January 18, 2011 § Leave a comment
This past holiday season was the turning point for shoppers having access to the information they need. Not only did 69% of shoppers access a retailer website while in-store, but now it looks like the smartphone shopper may have more information than the store associate.
A report from Motorola Solutions says that a majority of retail associates (55%) said that 2010 holiday shoppers, driven by increasing availability of online shopping tools and mobile phone applications, were better connected to consumer information than in-store associates.
Tech-savvy shoppers are leaving stores that can’t provide the goods – nearly three in ten left a store with $134 left unspent. The reasons for walking away are lack of a deal, out-of-stocks, limited store associate assistance and long check-out processes.
For marketers, the way to turn the tide might be to arm associates with hand-held devices. The survey indicates that when surveyed shoppers received guidance from a retail associate armed with a handheld mobile computer, over four in 10 (43%) reported the device improved their shopping experience.

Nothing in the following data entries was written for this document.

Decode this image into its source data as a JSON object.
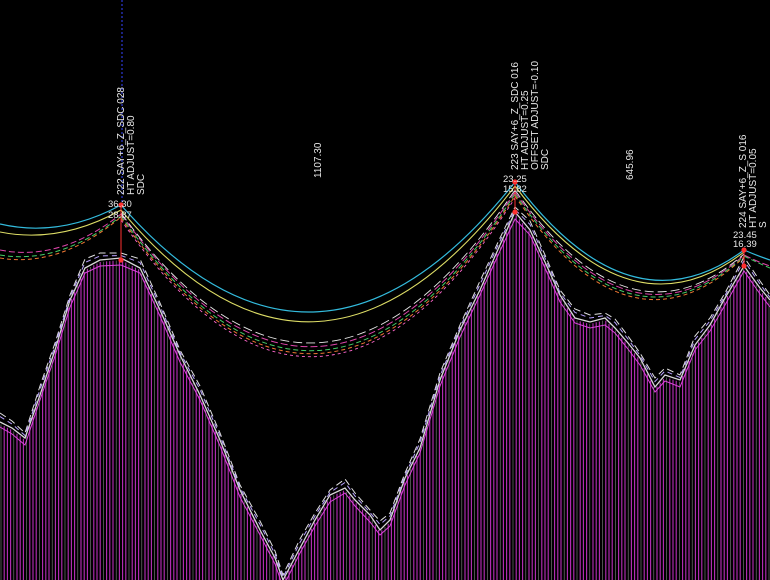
{
  "structures": [
    {
      "id": "s222",
      "lines": [
        "222 SAY+6_Z_SDC 028",
        "HT ADJUST=0.80",
        "SDC"
      ],
      "attach_height": "36.30",
      "ground_height": "28.87"
    },
    {
      "id": "s223",
      "lines": [
        "223 SAY+6_Z_SDC 016",
        "HT ADJUST=0.25",
        "OFFSET ADJUST=-0.10",
        "SDC"
      ],
      "attach_height": "23.25",
      "ground_height": "15.82"
    },
    {
      "id": "s224",
      "lines": [
        "224 SAY+6_Z_S 016",
        "HT ADJUST=0.05",
        "S"
      ],
      "attach_height": "23.45",
      "ground_height": "16.39"
    }
  ],
  "spans": [
    {
      "id": "span-222-223",
      "length": "1107.30"
    },
    {
      "id": "span-223-224",
      "length": "645.96"
    }
  ],
  "colors": {
    "background": "#000000",
    "terrain_hatch": "#cc33cc",
    "terrain_outline": "#d8d8d8",
    "wire_cyan": "#33bbdd",
    "wire_yellow": "#dddd66",
    "wire_magenta": "#dd44aa",
    "wire_green": "#44cc66",
    "wire_orange": "#ee7733",
    "structure_marker": "#ff3030",
    "centerline": "#3344ff"
  }
}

Today’s shopper has the ability to make on the spot shopping comparisons and customer service now means an expectation for more than attentiveness. Shoppers with smart phones used their device to determine 39% of their walk-out incidents; 12% checked prices at other retailers online; and 8% checked availability at other stores.
August 19, 2010 § Leave a comment
The original cellphone was the Motorola “Brick”. It was the coolest thing on the planet in the 80s. And very few people had them. Fast forward to today, and 82% of adults use cellphones. And that’s not counting the ten year old in your household who absolutely thinks they need one.
The unbelievable growth in mobile phones is evidenced by the fact that in the year 2000, only 53% of adults had a cell phone compared to the 82% of adults with cellphones today.
As cellphone usage has grown, there has been a corresponding decline in the use of landlines. According to Pew Research Center, back in the peak year 2001 of landlines, 97% of households had a landline. Today only 74% of homes have one.
The 24/7, full-on mobile lifestyle that we live has made a mobile phone a necessity but interestingly enough, the cellphone is valued for more than talking – it’s valued for its email, text, camera, web, entertainment and mapping features for today’s user.
So for you marketers who are stuck in the 80s style of marketing, it’s time to tap into the importance of mobile marketing. Make sure your websites are optimized for mobile. Take a look at mobile marketing programs. Invest some money for experimentation. Mobile is not going anywhere. It is only going to continue to grow in importance with smartphones and tablets replacing laptops and landline phones.